O anúncio é bom e bem feito e confronta uma idéia comum aos publicitários brasileiros de que propaganda não deve abordar temas polêmicos. Uma besteira. É legítimo ao anunciante, de qualquer espécie, defender seu ponto de vista e, mais comum ainda, que isso não seja um consenso. É absolutamente natural que a agência de propaganda escolhida para divulgar as marcas, produtos e serviços do anunciante se alinhe ao seu ideário, mesmo que isso não signifique unanimidade.
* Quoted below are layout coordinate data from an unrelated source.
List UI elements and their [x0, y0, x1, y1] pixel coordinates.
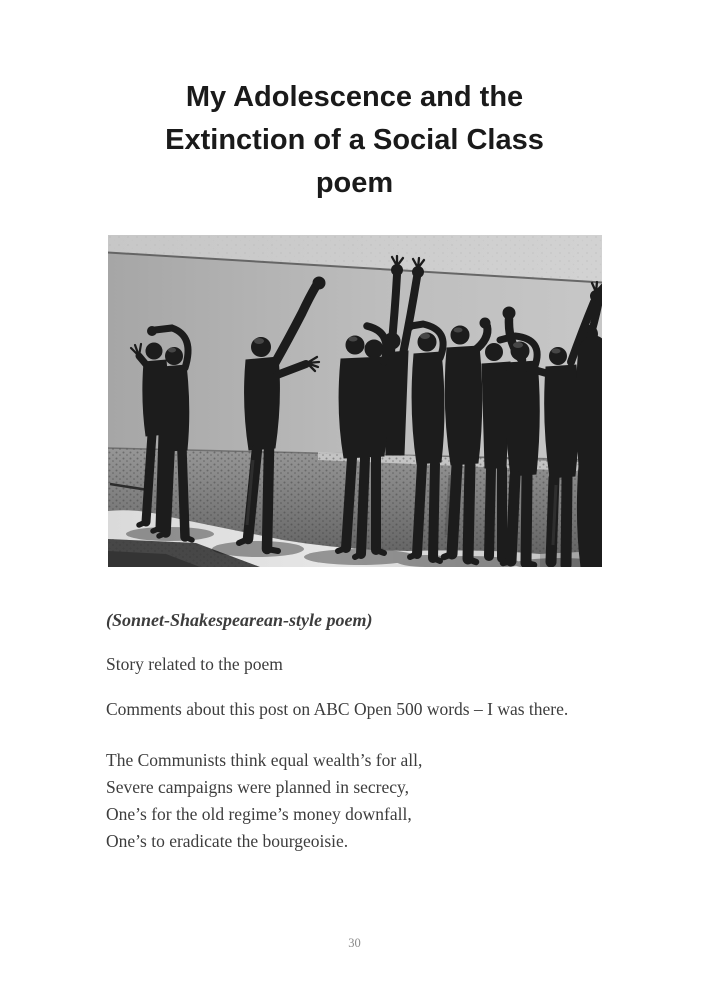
poem-line-2: Severe campaigns were planned in secrecy,: [106, 777, 410, 797]
page-number: 30: [348, 936, 361, 950]
subtitle: (Sonnet-Shakespearean-style poem): [106, 610, 373, 630]
poem-line-3: One’s for the old regime’s money downfall,: [106, 804, 412, 824]
statues-photo: [108, 235, 602, 567]
title-line-2: Extinction of a Social Class: [165, 124, 544, 156]
body-text: [106, 607, 603, 855]
poem-line-1: The Communists think equal wealth’s for all,: [106, 750, 423, 770]
comments-paragraph: Comments about this post on ABC Open 500 words – I was there.: [106, 699, 569, 719]
story-paragraph: Story related to the poem: [106, 654, 283, 674]
title-line-3: poem: [315, 167, 394, 199]
title-line-1: My Adolescence and the: [185, 81, 524, 113]
page-title: [0, 0, 709, 205]
poem: [106, 747, 603, 855]
page-footer: [0, 936, 709, 951]
poem-line-4: One’s to eradicate the bourgeoisie.: [106, 831, 349, 851]
statues-photo-graphic: [108, 235, 602, 567]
No entanto no Brasil produzimos uma propaganda acética, quase sem personalidade tamanha a aversão que temos pelo debate ou pela polêmica. Fazemos publicidade sem espontaneidade e isso é fácil de comprovar, experimente ficar duas horas na frente da televisão.

O anúncio do Governo Argentino não é somente peça digna de registro e premiação como um exemplo de liberdade de expressão. A gestão de Cristina Kirchner acredita que as Malvinas são parte do território do país, é de se supor que seus eleitores também. Então que mal há em divulgar essa idéia de forma criativa.

Que a homenagem aos caídos argentinos acorde os caídos publicitários brasileiros, nem que para isso seja necessário repatriar aquele que, se é verdadeiramente brasileiro, anda dando expediente na Argentina e, já faz algum tempo, produz a melhor propaganda da América Latina.

* André Porto Alegre, jornalista e publicitário, membro do Conselho de Administração e da Diretoria Executiva da APP – Associação dos Profissionais de Propaganda, Conselheiro do CONAR – Conselho Nacional de Autorregulamentação Publicitária, Conselheiro do FAC – Fórum do Audiovisual e Cinema. Foi Diretor Comercial da Mobz S.A., Circuito Digital S.A. e Promocine, empresas operadoras de mídia cinema. Vencedor do Prêmio MaxiMidia em 2004 e 2007 pelo Melhor Uso da Mídia Cinema. Trabalhou no jornal Folha de São Paulo, na Mauricio de Sousa Produções, no Grupo Young & Rubicam e na Ammiratti Puris Lintas. É professor dos cursos de MBA da Faculdade Rio Branco e FACCAMP.